Peru. The Sacred Valley.
Peru and the Bucket List
In the general theme of this whole series of “the bucket list,” Peru had been at the top of mine for several years. Throughout my childhood, we had this ethereal photograph—taken by one of my dad’s friends—hanging on the wall that always filled me with wonder. It wasn’t one of those crystal-clear wide-angle shots of Machu Picchu and Huayna Picchu that you find on the cover of National Geographic (or, to an extent, in the photos below). Instead, it was a simple shot of a mist-covered stone circle erected by the Inca, tucked away in an area of the ruins that tourists rarely visit because nothing seems particularly special about it.
This circle was located in the quarry where the Inca once hewed massive stones for the city, yet the arrangement is so precise it seems to indicate some ceremonial purpose. That photograph shaped my impression of Machu Picchu growing up: not the “Disney World” of dramatic ruins and panoramic Andean vistas that most people imagine, but a place shrouded in mystery and unanswered questions. Why was almost no gold discovered at a site purported to be the luxurious home of Incan royals, especially from a people who surrendered countless galleons of it to the Spanish? Why were only the bones of women uncovered upon its discovery? Did the men all go off to war and never return? And what exactly took place on the human-sized altars, seemingly designed to honor the sun and the surrounding mountains?
My Father’s Fascination
As a kid, I’d ask my mom about that picture. She’d tell me there was once a mighty culture there—kind of like the “Indians” of North America, but bigger, grander, and more mysterious. She’d remind me that my dad often spoke of wanting to go but never did.

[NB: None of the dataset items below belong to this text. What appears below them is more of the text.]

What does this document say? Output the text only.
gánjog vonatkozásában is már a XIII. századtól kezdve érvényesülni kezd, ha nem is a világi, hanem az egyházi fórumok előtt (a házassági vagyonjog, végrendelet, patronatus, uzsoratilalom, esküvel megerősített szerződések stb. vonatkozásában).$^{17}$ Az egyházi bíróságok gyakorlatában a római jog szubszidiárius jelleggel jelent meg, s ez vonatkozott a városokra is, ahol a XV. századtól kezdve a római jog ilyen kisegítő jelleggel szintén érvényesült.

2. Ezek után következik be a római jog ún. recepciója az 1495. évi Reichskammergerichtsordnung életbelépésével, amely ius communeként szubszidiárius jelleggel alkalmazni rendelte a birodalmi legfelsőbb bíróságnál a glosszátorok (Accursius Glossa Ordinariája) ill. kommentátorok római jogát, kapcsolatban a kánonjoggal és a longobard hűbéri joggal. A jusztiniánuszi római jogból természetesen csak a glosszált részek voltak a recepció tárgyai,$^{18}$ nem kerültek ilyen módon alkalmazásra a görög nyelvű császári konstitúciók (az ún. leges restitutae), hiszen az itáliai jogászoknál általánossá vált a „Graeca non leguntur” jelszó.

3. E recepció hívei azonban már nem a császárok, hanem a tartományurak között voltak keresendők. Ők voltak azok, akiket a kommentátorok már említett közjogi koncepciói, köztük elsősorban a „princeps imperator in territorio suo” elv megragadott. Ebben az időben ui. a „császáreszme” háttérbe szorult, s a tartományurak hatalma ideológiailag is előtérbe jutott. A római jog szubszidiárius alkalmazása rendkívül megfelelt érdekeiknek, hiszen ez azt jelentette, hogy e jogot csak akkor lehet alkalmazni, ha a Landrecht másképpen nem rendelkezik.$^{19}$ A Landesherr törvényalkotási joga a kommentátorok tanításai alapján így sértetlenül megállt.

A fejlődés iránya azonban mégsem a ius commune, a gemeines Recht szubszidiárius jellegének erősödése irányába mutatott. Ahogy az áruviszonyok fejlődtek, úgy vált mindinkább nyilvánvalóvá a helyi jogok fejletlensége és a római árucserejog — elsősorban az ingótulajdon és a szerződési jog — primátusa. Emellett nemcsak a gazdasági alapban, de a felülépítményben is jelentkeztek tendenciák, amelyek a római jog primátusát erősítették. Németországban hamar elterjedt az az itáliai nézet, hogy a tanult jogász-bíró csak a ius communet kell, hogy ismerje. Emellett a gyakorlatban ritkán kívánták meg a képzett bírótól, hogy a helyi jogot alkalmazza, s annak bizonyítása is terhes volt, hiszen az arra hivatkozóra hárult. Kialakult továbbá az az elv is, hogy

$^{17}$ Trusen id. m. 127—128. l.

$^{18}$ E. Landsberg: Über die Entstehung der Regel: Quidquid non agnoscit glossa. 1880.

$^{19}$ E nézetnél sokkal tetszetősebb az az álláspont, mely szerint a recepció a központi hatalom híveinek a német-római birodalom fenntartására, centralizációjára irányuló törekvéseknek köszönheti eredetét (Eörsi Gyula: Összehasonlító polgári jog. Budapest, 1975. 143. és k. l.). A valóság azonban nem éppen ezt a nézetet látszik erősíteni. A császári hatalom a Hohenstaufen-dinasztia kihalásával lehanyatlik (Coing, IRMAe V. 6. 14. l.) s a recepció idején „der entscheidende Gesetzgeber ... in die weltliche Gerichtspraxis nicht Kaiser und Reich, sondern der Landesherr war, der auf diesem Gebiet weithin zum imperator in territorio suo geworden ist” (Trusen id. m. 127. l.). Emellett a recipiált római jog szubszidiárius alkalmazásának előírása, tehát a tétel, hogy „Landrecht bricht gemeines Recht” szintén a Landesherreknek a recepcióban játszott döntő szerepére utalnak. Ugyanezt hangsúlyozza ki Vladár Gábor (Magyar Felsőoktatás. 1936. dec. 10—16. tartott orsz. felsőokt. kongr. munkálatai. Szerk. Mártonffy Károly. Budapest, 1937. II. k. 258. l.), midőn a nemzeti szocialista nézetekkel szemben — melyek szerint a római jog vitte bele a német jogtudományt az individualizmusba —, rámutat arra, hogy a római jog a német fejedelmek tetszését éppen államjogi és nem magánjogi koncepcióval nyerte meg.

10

He had always been enamored by Native American culture. He could spend hours walking a freshly tilled field in Indiana, searching for arrowheads or any trace of the tribes that once lived there. He even made his own tools out of rawhide, wood, and stone—just as they would have centuries ago—in an attempt to recreate the lives of the men and women who lived in America long before us. Everything about their culture fascinated him. And now, it fascinates me as well.
It was for him that I made this trip—finally coming face-to-face with the mystery I had stared at on my living room wall since childhood.
A Story from the Road
In telling the story of the trip, I’ll let one of my older posts (which, by coincidence, I wrote five years ago almost to the day) speak for me. It was about coming across road construction in the otherwise uninterrupted jungle landscape of the Santa Teresa river valley, just outside Machu Picchu. My thoughts on the experience haven’t changed much since then, so I’ll simply link to it rather than retell it all.
But I can’t help but note: if my dad had been there, he might have had a deeper appreciation for how changing times can be bittersweet—that development can spoil Mother Nature in irreversible ways. He might have reflected on how there was once a time when men behaved as if humanity and Earth were dependent on each other, our fates inescapably intertwined.
Perhaps I’m putting words in his mouth. But this I know for certain: at the very least, he would have been walking through that construction site looking for Incan arrowheads.